- Alma mater: University of Vermont; State University of New York at Potsdam ;
- Occupation: Researcher; microbiologist; biologist ;
- Awards: Fellow of the American Association for the Advancement of Science (2024) ;
- Website: www.susanperkins.net
- Academic career
- Fields: Biology, microbiology, genomics, parasite
- Institutions: American Museum of Natural History (2004–2019); City College of New York (2020–); State University of New York at Potsdam ;

= Susan Perkins (scientist) =

American microbiologist

Susan L. Perkins is an American microbiologist and the Martin and Michele Cohen Dean of Science at The City College of New York (CCNY). Her expertise includes the pathology and genetics of malaria parasites and other haemosporidians infecting myriad non-primate species.

== Career ==
Perkins obtained her BA degree in Biology (minor in Chemistry), at the State University of New York at Potsdam in 1993, and graduated with her PhD in biology at the University of Vermont in 2000. In 2018 Perkins was appointed President of the American Society of Parasitologists, having been vice-president since 2016. She served as professor of microbial genomics and curator at the American Museum of Natural History (AMNH) for 15 years before joining CCNY as dean of science in 2020.

Perkins and colleague Rob DeSalle co-curated an exhibition at AMNH in 2015 entitled "The Secret World inside You".

In February 2018 Perkins developed a database of PhD students, postdocs and other junior researchers for consideration as peer reviewers in ecology and evolution studies, given a lack of early-career scientists being selected for the in-demand labor.

== Research ==
Since early in her career, Perkins has been building phylogenetic relationships of the Plasmodium malaria parasites in order to investigate the evolutionary history of the disease-causing organisms.

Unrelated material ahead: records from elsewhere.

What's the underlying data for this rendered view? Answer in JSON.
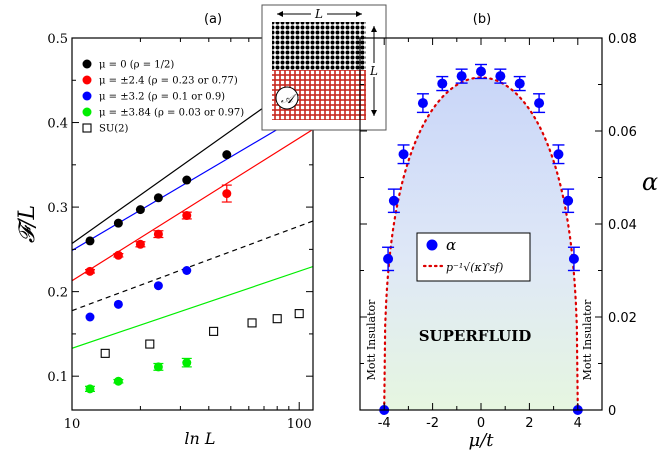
{
  "chart_data": [
    {
      "panel": "(a)",
      "type": "scatter",
      "xscale": "log",
      "xlim": [
        10,
        115
      ],
      "ylim": [
        0.06,
        0.5
      ],
      "xlabel": "ln L",
      "ylabel": "𝓕/L",
      "x_ticks": [
        10,
        100
      ],
      "y_ticks": [
        0.1,
        0.2,
        0.3,
        0.4,
        0.5
      ],
      "series": [
        {
          "name": "μ = 0 (ρ = 1/2)",
          "color": "#000000",
          "marker": "filled-circle",
          "x": [
            12,
            16,
            20,
            24,
            32,
            48
          ],
          "y": [
            0.26,
            0.281,
            0.297,
            0.311,
            0.332,
            0.362
          ],
          "fit": {
            "a": 0.0828,
            "b": 0.0663,
            "x_range": [
              10,
              115
            ],
            "style": "solid"
          }
        },
        {
          "name": "μ = ±2.4 (ρ = 0.23 or 0.77)",
          "color": "#ff0000",
          "marker": "filled-circle",
          "x": [
            12,
            16,
            20,
            24,
            32,
            48
          ],
          "y": [
            0.224,
            0.243,
            0.256,
            0.268,
            0.29,
            0.316
          ],
          "err": [
            0.002,
            0.002,
            0.003,
            0.004,
            0.004,
            0.01
          ],
          "fit": {
            "a": 0.0733,
            "b": 0.0441,
            "x_range": [
              10,
              115
            ],
            "style": "solid"
          }
        },
        {
          "name": "μ = ±3.2 (ρ = 0.1 or 0.9)",
          "color": "#0000ff",
          "marker": "filled-circle",
          "x": [
            12,
            16,
            24,
            32
          ],
          "y": [
            0.17,
            0.185,
            0.207,
            0.225
          ],
          "fit": {
            "a": 0.0688,
            "b": 0.0903,
            "x_range": [
              10,
              115
            ],
            "style": "solid"
          }
        },
        {
          "name": "μ = ±3.84 (ρ = 0.03 or 0.97)",
          "color": "#00ee00",
          "marker": "filled-circle",
          "x": [
            12,
            16,
            24,
            32
          ],
          "y": [
            0.085,
            0.094,
            0.111,
            0.116
          ],
          "err": [
            0.003,
            0.002,
            0.004,
            0.005
          ],
          "fit": {
            "a": 0.0396,
            "b": 0.0418,
            "x_range": [
              10,
              115
            ],
            "style": "solid"
          }
        },
        {
          "name": "SU(2)",
          "color": "#000000",
          "marker": "open-square",
          "x": [
            14,
            22,
            42,
            62,
            80,
            100
          ],
          "y": [
            0.127,
            0.138,
            0.153,
            0.163,
            0.168,
            0.174
          ],
          "fit": {
            "a": 0.0434,
            "b": 0.0776,
            "x_range": [
              10,
              115
            ],
            "style": "dashed"
          }
        }
      ],
      "legend_position": "top-left",
      "inset": {
        "label_top": "L",
        "label_side": "L",
        "region_label": "𝒜",
        "upper_color": "#000000",
        "lower_color": "#c8281e"
      }
    },
    {
      "panel": "(b)",
      "type": "scatter",
      "xlim": [
        -5,
        5
      ],
      "ylim": [
        0,
        0.08
      ],
      "xlabel": "μ/t",
      "ylabel": "α",
      "x_ticks": [
        -4,
        -2,
        0,
        2,
        4
      ],
      "y_ticks": [
        0,
        0.02,
        0.04,
        0.06,
        0.08
      ],
      "series": [
        {
          "name": "α",
          "color": "#0000ff",
          "marker": "filled-circle",
          "x": [
            -4.0,
            -3.84,
            -3.6,
            -3.2,
            -2.4,
            -1.6,
            -0.8,
            0.0,
            0.8,
            1.6,
            2.4,
            3.2,
            3.6,
            3.84,
            4.0
          ],
          "y": [
            0.0,
            0.0325,
            0.045,
            0.055,
            0.066,
            0.0702,
            0.0718,
            0.0728,
            0.0718,
            0.0702,
            0.066,
            0.055,
            0.045,
            0.0325,
            0.0
          ],
          "err": [
            0.0,
            0.0025,
            0.0025,
            0.002,
            0.002,
            0.0015,
            0.0015,
            0.0015,
            0.0015,
            0.0015,
            0.002,
            0.002,
            0.0025,
            0.0025,
            0.0
          ]
        },
        {
          "name": "p⁻¹√(κϒsf)",
          "color": "#dd0000",
          "style": "dotted",
          "amplitude": 0.0715,
          "edges": [
            -4,
            4
          ]
        }
      ],
      "legend_position": "center-left",
      "annotations": {
        "phase": "SUPERFLUID",
        "left_side": "Mott Insulator",
        "right_side": "Mott Insulator"
      }
    }
  ]
}
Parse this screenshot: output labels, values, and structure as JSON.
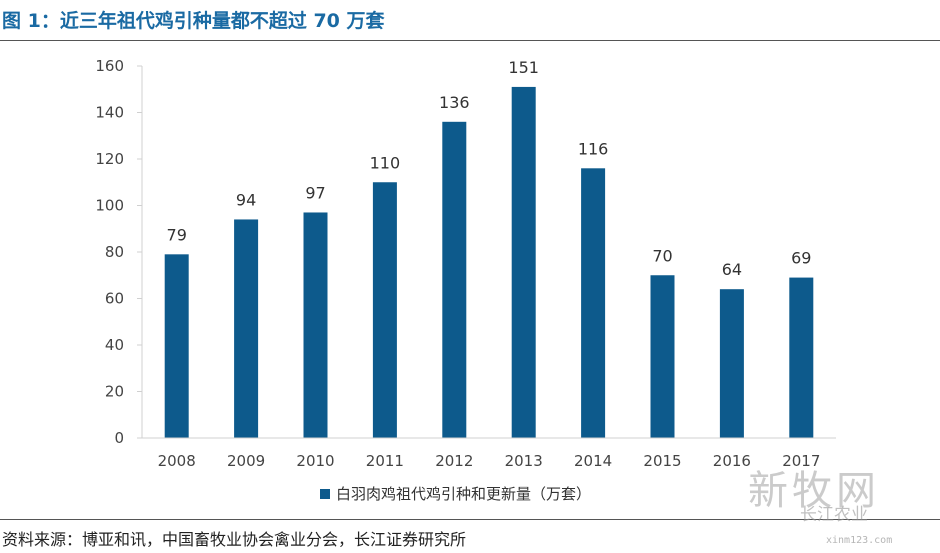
{
  "figure": {
    "title": "图 1：近三年祖代鸡引种量都不超过 70 万套",
    "source": "资料来源：博亚和讯，中国畜牧业协会禽业分会，长江证券研究所"
  },
  "watermark": {
    "main": "新牧网",
    "sub": "长江农业",
    "url": "xinm123.com"
  },
  "chart_data": {
    "type": "bar",
    "title": "",
    "xlabel": "",
    "ylabel": "",
    "categories": [
      "2008",
      "2009",
      "2010",
      "2011",
      "2012",
      "2013",
      "2014",
      "2015",
      "2016",
      "2017"
    ],
    "series": [
      {
        "name": "白羽肉鸡祖代鸡引种和更新量（万套）",
        "values": [
          79,
          94,
          97,
          110,
          136,
          151,
          116,
          70,
          64,
          69
        ]
      }
    ],
    "ylim": [
      0,
      160
    ],
    "yticks": [
      0,
      20,
      40,
      60,
      80,
      100,
      120,
      140,
      160
    ],
    "grid": false,
    "data_labels": true,
    "legend_position": "bottom",
    "bar_color": "#0d5a8c",
    "axis_color": "#d0d0d0"
  }
}
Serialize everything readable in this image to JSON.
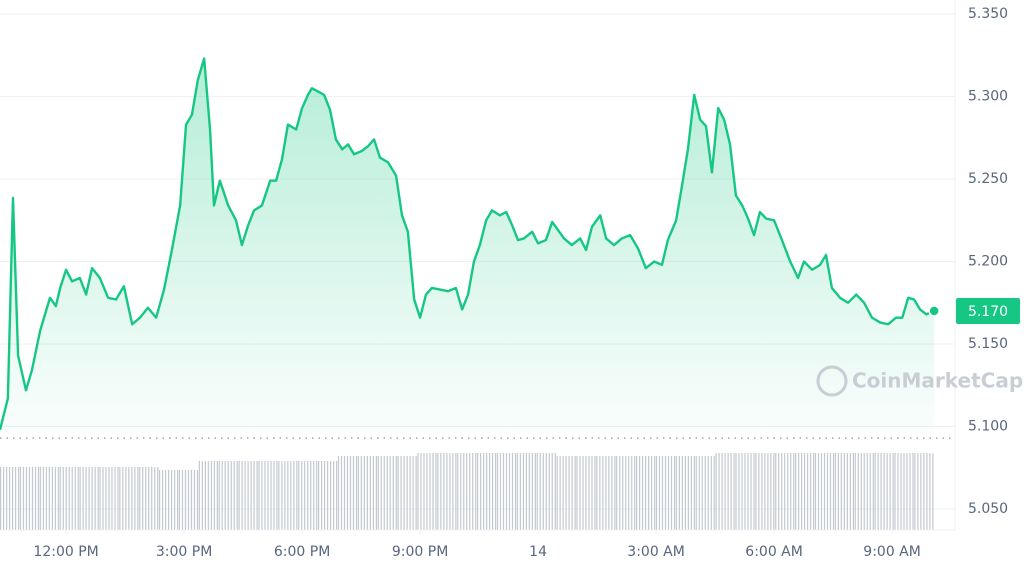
{
  "chart_data": {
    "type": "line",
    "color": "#16c784",
    "grid": true,
    "xlim": [
      10.32,
      34.6
    ],
    "ylim": [
      5.0373,
      5.3585
    ],
    "xticks": [
      {
        "value": 12,
        "label": "12:00 PM"
      },
      {
        "value": 15,
        "label": "3:00 PM"
      },
      {
        "value": 18,
        "label": "6:00 PM"
      },
      {
        "value": 21,
        "label": "9:00 PM"
      },
      {
        "value": 24,
        "label": "14"
      },
      {
        "value": 27,
        "label": "3:00 AM"
      },
      {
        "value": 30,
        "label": "6:00 AM"
      },
      {
        "value": 33,
        "label": "9:00 AM"
      }
    ],
    "yticks": [
      {
        "value": 5.35,
        "label": "5.350"
      },
      {
        "value": 5.3,
        "label": "5.300"
      },
      {
        "value": 5.25,
        "label": "5.250"
      },
      {
        "value": 5.2,
        "label": "5.200"
      },
      {
        "value": 5.15,
        "label": "5.150"
      },
      {
        "value": 5.1,
        "label": "5.100"
      },
      {
        "value": 5.05,
        "label": "5.050"
      }
    ],
    "x": [
      10.32,
      10.52,
      10.65,
      10.78,
      10.98,
      11.13,
      11.34,
      11.44,
      11.59,
      11.74,
      11.85,
      12.0,
      12.15,
      12.35,
      12.51,
      12.66,
      12.86,
      13.07,
      13.27,
      13.47,
      13.68,
      13.88,
      14.08,
      14.29,
      14.49,
      14.69,
      14.9,
      15.05,
      15.2,
      15.35,
      15.51,
      15.66,
      15.76,
      15.91,
      16.12,
      16.32,
      16.47,
      16.63,
      16.78,
      16.98,
      17.19,
      17.34,
      17.49,
      17.64,
      17.85,
      18.0,
      18.15,
      18.25,
      18.41,
      18.56,
      18.71,
      18.86,
      19.02,
      19.17,
      19.32,
      19.52,
      19.68,
      19.83,
      19.98,
      20.19,
      20.39,
      20.54,
      20.69,
      20.85,
      21.0,
      21.15,
      21.3,
      21.51,
      21.71,
      21.91,
      22.07,
      22.22,
      22.37,
      22.52,
      22.68,
      22.83,
      23.03,
      23.19,
      23.34,
      23.49,
      23.64,
      23.85,
      24.0,
      24.2,
      24.36,
      24.51,
      24.66,
      24.86,
      25.07,
      25.22,
      25.37,
      25.58,
      25.73,
      25.93,
      26.13,
      26.34,
      26.54,
      26.74,
      26.95,
      27.15,
      27.3,
      27.51,
      27.66,
      27.81,
      27.97,
      28.12,
      28.27,
      28.42,
      28.58,
      28.73,
      28.88,
      29.03,
      29.19,
      29.34,
      29.49,
      29.64,
      29.8,
      30.0,
      30.2,
      30.41,
      30.61,
      30.76,
      30.97,
      31.17,
      31.32,
      31.47,
      31.68,
      31.88,
      32.09,
      32.29,
      32.49,
      32.7,
      32.9,
      33.1,
      33.26,
      33.41,
      33.56,
      33.71,
      33.87,
      34.07
    ],
    "values": [
      5.098,
      5.117,
      5.2385,
      5.143,
      5.122,
      5.134,
      5.158,
      5.166,
      5.178,
      5.173,
      5.184,
      5.195,
      5.188,
      5.19,
      5.18,
      5.196,
      5.19,
      5.178,
      5.177,
      5.185,
      5.162,
      5.166,
      5.172,
      5.166,
      5.183,
      5.207,
      5.234,
      5.283,
      5.289,
      5.31,
      5.323,
      5.28,
      5.234,
      5.249,
      5.234,
      5.225,
      5.21,
      5.222,
      5.231,
      5.234,
      5.249,
      5.249,
      5.262,
      5.283,
      5.28,
      5.293,
      5.301,
      5.305,
      5.303,
      5.301,
      5.292,
      5.274,
      5.268,
      5.271,
      5.265,
      5.267,
      5.27,
      5.274,
      5.263,
      5.26,
      5.252,
      5.228,
      5.218,
      5.177,
      5.166,
      5.18,
      5.184,
      5.183,
      5.182,
      5.184,
      5.171,
      5.18,
      5.2,
      5.21,
      5.225,
      5.231,
      5.228,
      5.23,
      5.222,
      5.213,
      5.214,
      5.218,
      5.211,
      5.213,
      5.224,
      5.219,
      5.214,
      5.21,
      5.214,
      5.207,
      5.221,
      5.228,
      5.214,
      5.21,
      5.214,
      5.216,
      5.208,
      5.196,
      5.2,
      5.198,
      5.213,
      5.225,
      5.246,
      5.268,
      5.301,
      5.286,
      5.282,
      5.254,
      5.293,
      5.286,
      5.271,
      5.24,
      5.234,
      5.226,
      5.216,
      5.23,
      5.226,
      5.225,
      5.213,
      5.2,
      5.19,
      5.2,
      5.195,
      5.198,
      5.204,
      5.184,
      5.178,
      5.175,
      5.18,
      5.175,
      5.166,
      5.163,
      5.162,
      5.166,
      5.166,
      5.178,
      5.177,
      5.171,
      5.168,
      5.17
    ],
    "reference_line": 5.093,
    "current_price": {
      "value": 5.17,
      "label": "5.170",
      "color": "#16c784"
    },
    "watermark": "CoinMarketCap",
    "volume": {
      "color": "#c3c8d1",
      "values": [
        63,
        63,
        63,
        63,
        63,
        63,
        63,
        63,
        60,
        60,
        69,
        69,
        69,
        69,
        69,
        69,
        69,
        74,
        74,
        74,
        74,
        77,
        77,
        77,
        77,
        77,
        77,
        77,
        74,
        74,
        74,
        74,
        74,
        74,
        74,
        74,
        77,
        77,
        77,
        77,
        77,
        77,
        77,
        77,
        77,
        77,
        77
      ]
    }
  }
}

This includes one of the first studies to identify the close relationship between rodent and primate malarias, the former often used in experimental research and the latter including the major human species P. falciparum. Perkins' research has further expanded this analysis to include diverse species of Plasmodium from across the genus, covering less studied parasites infecting hosts such as bats and lizards. By sequencing a subset of genes from the widest array of Plasmodium spp. samples at the time, Perkins' and her team found that the group is more diverse than previously thought, and that using a single generic name (that is, Plasmodium) probably isn't suitable for all the disparate lineages. Many of the traits seen as significant for the parasites, such as the ability to reproduce asexually in the blood cells of hosts, actually originated independently multiple times.

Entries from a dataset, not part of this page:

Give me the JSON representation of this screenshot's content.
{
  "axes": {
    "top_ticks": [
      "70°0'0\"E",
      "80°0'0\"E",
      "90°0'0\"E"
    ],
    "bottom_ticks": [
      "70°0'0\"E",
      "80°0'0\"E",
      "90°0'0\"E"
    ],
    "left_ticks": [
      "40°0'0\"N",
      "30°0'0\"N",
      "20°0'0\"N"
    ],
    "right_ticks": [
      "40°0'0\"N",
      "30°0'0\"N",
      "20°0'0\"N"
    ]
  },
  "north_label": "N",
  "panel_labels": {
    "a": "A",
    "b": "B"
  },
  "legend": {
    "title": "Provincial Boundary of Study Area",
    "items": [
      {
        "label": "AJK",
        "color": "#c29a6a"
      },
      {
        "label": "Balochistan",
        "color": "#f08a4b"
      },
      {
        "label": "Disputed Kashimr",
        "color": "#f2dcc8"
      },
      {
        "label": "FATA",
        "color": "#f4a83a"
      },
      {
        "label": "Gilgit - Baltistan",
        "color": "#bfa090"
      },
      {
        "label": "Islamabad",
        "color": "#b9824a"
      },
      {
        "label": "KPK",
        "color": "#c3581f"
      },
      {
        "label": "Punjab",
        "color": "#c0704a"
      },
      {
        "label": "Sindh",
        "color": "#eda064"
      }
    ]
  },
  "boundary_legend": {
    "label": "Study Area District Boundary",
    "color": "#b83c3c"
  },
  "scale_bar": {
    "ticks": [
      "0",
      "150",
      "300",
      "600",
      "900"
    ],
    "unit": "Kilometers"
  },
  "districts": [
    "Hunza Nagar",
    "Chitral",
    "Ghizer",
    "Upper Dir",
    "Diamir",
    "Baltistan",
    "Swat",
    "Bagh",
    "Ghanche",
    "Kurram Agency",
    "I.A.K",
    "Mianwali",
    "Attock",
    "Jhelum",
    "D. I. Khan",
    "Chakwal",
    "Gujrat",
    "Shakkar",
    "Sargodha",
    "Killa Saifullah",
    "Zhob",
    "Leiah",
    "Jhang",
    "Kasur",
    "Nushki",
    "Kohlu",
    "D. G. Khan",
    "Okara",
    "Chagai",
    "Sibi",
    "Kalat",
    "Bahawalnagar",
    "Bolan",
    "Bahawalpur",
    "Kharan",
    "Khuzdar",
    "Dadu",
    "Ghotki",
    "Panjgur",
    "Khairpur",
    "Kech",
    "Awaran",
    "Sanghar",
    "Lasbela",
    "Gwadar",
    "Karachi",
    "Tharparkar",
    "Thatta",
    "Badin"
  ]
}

Detailed sampling of malaria parasites in bats showed that the strains they carry are similar to those that infect other mammals, and are highly prevalent in the sampled population (about 40% of bats were infected). This suggests that bats have extreme tolerance to the infection, a feature that has been observed for other diseases and makes them potent reservoirs for cross-species (zoonotic) infection. The lower pathogenicity in bats may be associated with how these parasites reproduce more in the liver compared to species infecting humans. Furthermore, the predicted phylogenetic trajectories suggest that the parasites jumped between different host species multiple times, including between bats and rodents.

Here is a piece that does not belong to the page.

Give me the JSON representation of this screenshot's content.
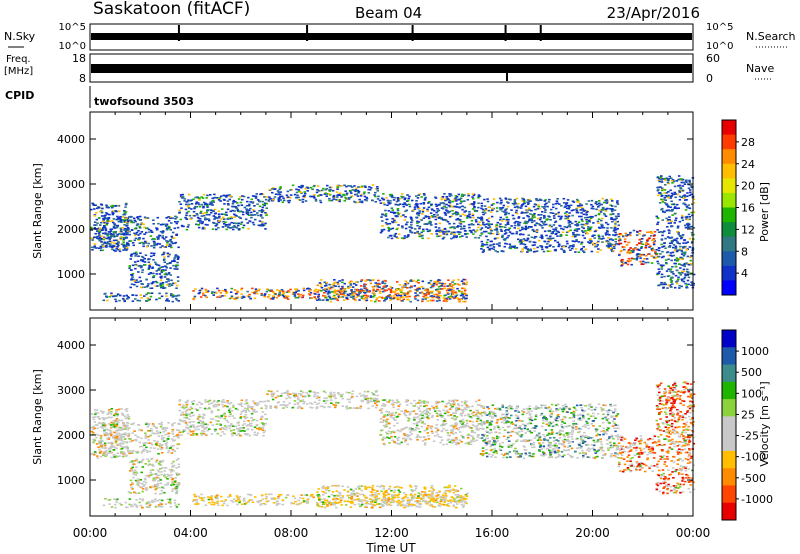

Perkins' investigations into malaria species infecting lizards has revealed mechanisms of infection as well as host resistance. Perkins showed in 2000 that the malaria parasite species Plasmodium azurophilum identified in Caribbean Anolis lizards is actually two separate species; one that infects red blood cells and one that uniquely infects white blood cells. Green-blooded skinks in New Guinea have characteristically green-colored blood due to high levels of biliverdin bile, which would be toxic in other species but the skinks have adapted to. This may be because it could function as anti-malarial protection, similar to the protective effect of bilirubin against human malaria, which would explain why 'green blood' may have evolved independently four times among surveyed reptiles.